The experimental nomad is testing variables: can my work actually go remote?, can I be productive without an office?, am I disciplined enough to avoid loneliness and lifestyle drift?, can I afford the friction of constantly moving?, and can my client / employer / family tolerate it?. The persona view supports this testing phase with subject-specific guidance.
Some of the 100 subjects port to a nomadic life almost cleanly: software engineering, data science, design, content writing, translation, online teaching, digital marketing, consulting in any of the management subjects. Some port partially: medicine, law, accounting, engineering — these can be done remotely for some tasks, but jurisdictional licensing creates floor-level friction that can't be fully avoided. Some don't port at all: nursing, dentistry, hospitality operations, manufacturing engineering, construction site supervision — physical presence is the work product.

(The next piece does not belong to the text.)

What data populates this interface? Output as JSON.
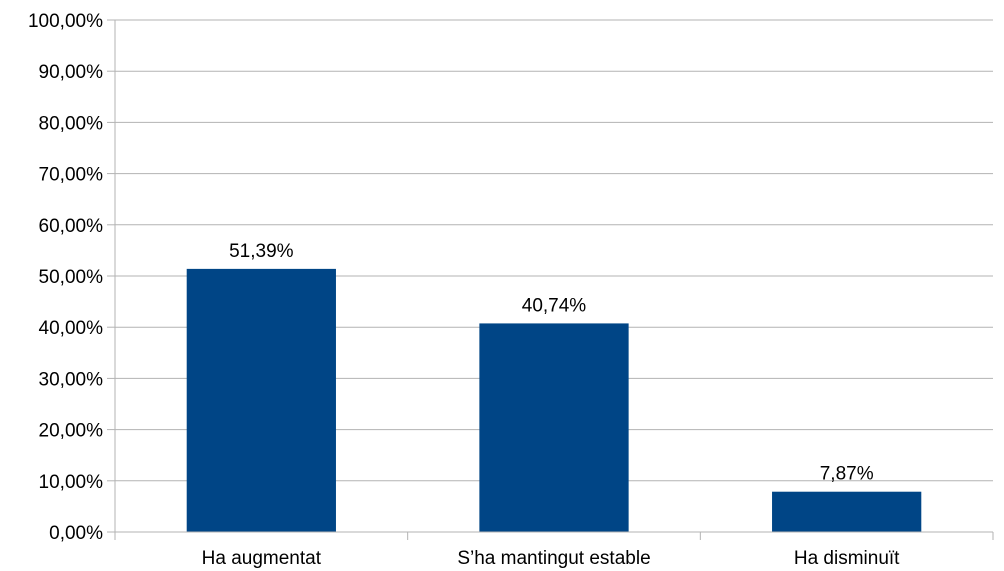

The experimental nomad's hardest problem is taxation. The 23+ countries with explicit digital-nomad-visa programmes (Portugal, Estonia, Spain, Italy, Greece, Croatia, UAE, Indonesia, Thailand, Mexico, Costa Rica, Panama, Colombia, Argentina, Brazil, Cape Verde, Mauritius, Seychelles, Malta, Cyprus, plus several smaller jurisdictions) each have different tax treatments of the visa-holder. Some treat DN-visa stays as non-resident-for-tax. Some create tax residency after a threshold. Some require proof of foreign tax residency. The persona view documents these per-country to keep the experimental nomad solvent.